Il est clair que la forte “démographisation” et “hétérogénéisation” qui affectent, depuis plusieurs décennies, des filières comme la sociologie ne sont pas pour rien dans cette situation et que, plus généralement, comme le notaient déjà les auteurs du Rapport pédagogique et communication « les difficultés matérielles de toutes sortes qui pèsent aujourd'hui sur le fonctionnement de l’université française ont leur part, souvent déterminante, dans la détérioration du rapport pédagogique »366.
Contrairement à ce qui se passe dans les établissements à plus faible densité démographique, et, par exemple, structurés par classes, « l'enseignant ne peut pas être, de la première année de premier cycle jusqu'au doctorat, le tuteur de tous et de chacun »367. En un certain sens, l’absence d’une inculcation et d’un entraînement aux techniques intellectuelles trouvent d’abord ses conditions dans l’organisation concrète, quasi matérielle, des relations d’apprentissage. « Assurant pleinement son rôle dans la diffusion d'un savoir qu'il contribue à créer, [l'enseignant] peut donner à l'étudiant plus d'initiative pour se former à son rythme et selon son niveau de départ »368. Mais le nombre d'étudiants auquel il doit faire face, leur répartition non par classe mais par cours, la primauté de la parole magistrale dans l'enseignement, la liberté d'assistance aux cours, les échéanciers placés en fin d'année universitaire, etc., définissent une situation objective dans laquelle les enseignés sont censés pallier seuls leurs difficultés, combler leurs lacunes, organiser et déterminer les objectifs et les directions de leurs travaux, les moyens d'y parvenir, bref accomplir tout un travail personnel d'apprentissage et, sans bien souvent l'avoir jamais appris, se débrouiller avec les différents ressorts de la connaissance.
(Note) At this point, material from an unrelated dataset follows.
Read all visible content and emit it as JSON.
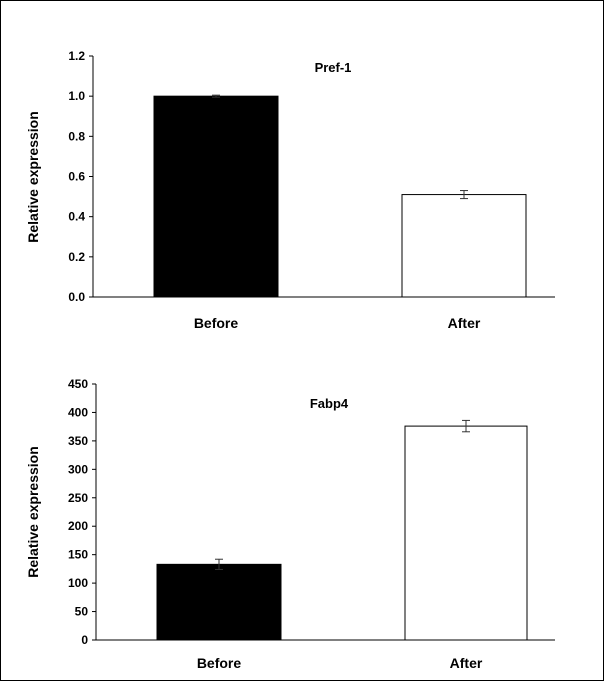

Là où la classe par exemple, espace spécifique tout entier orienté en direction de l'action d'éducation, permettait encore aux enseignants du secondaire d'avoir affaire à une entité et à un nombre limité d'enseignés, de les fréquenter régulièrement, de connaître et d'identifier leurs élèves, de suivre leur progression, éventuellement de répondre à certaines situations particulières, à certaines de leurs demandes, de les exercer, et de coordonner les différents enseignements, les enseignants d'université, et particulièrement de sociologie, dispensent des cours spécifiques, peu ou prou indépendants des autres cours eux-mêmes prodigués par d'autres enseignants, sans que ces derniers soient toujours coordonnés dans un programme d’études précis, à l'adresse d'un public étudiant volumineux que seul le cours en un même lieu réunit et qui, d'une heure à l'autre, est susceptible de se reconstituer autrement.
Dans ces conditions où prime, comme l'écrit Pierre Bourdieu, l'« atomisation de la fonction professorale » qui s’oppose à la « concentration des tâches pédagogiques »369 entre les mains de quelques uns, et le « monologue théâtral »370 de l'amphithéâtre dans le cadre duquel il n'est guère possible d'identifier et de connaître les étudiants qui assistent aux enseignements (ni par le nom, ni, généralement, par le visage, ni même par la place lorsqu'il s'agit d'auditoire de taille importante), les enseignants n'ont ni les moyens d'évaluer, par l'instauration d'un suivi régulier et soutenu, les problèmes de compréhension du discours qu'ils professent, ni non plus les moyens de répondre autrement que par le discours à ceux qu'ils peuvent anticiper ou percevoir, par l'exercice ou l'entraînement régulier par exemple.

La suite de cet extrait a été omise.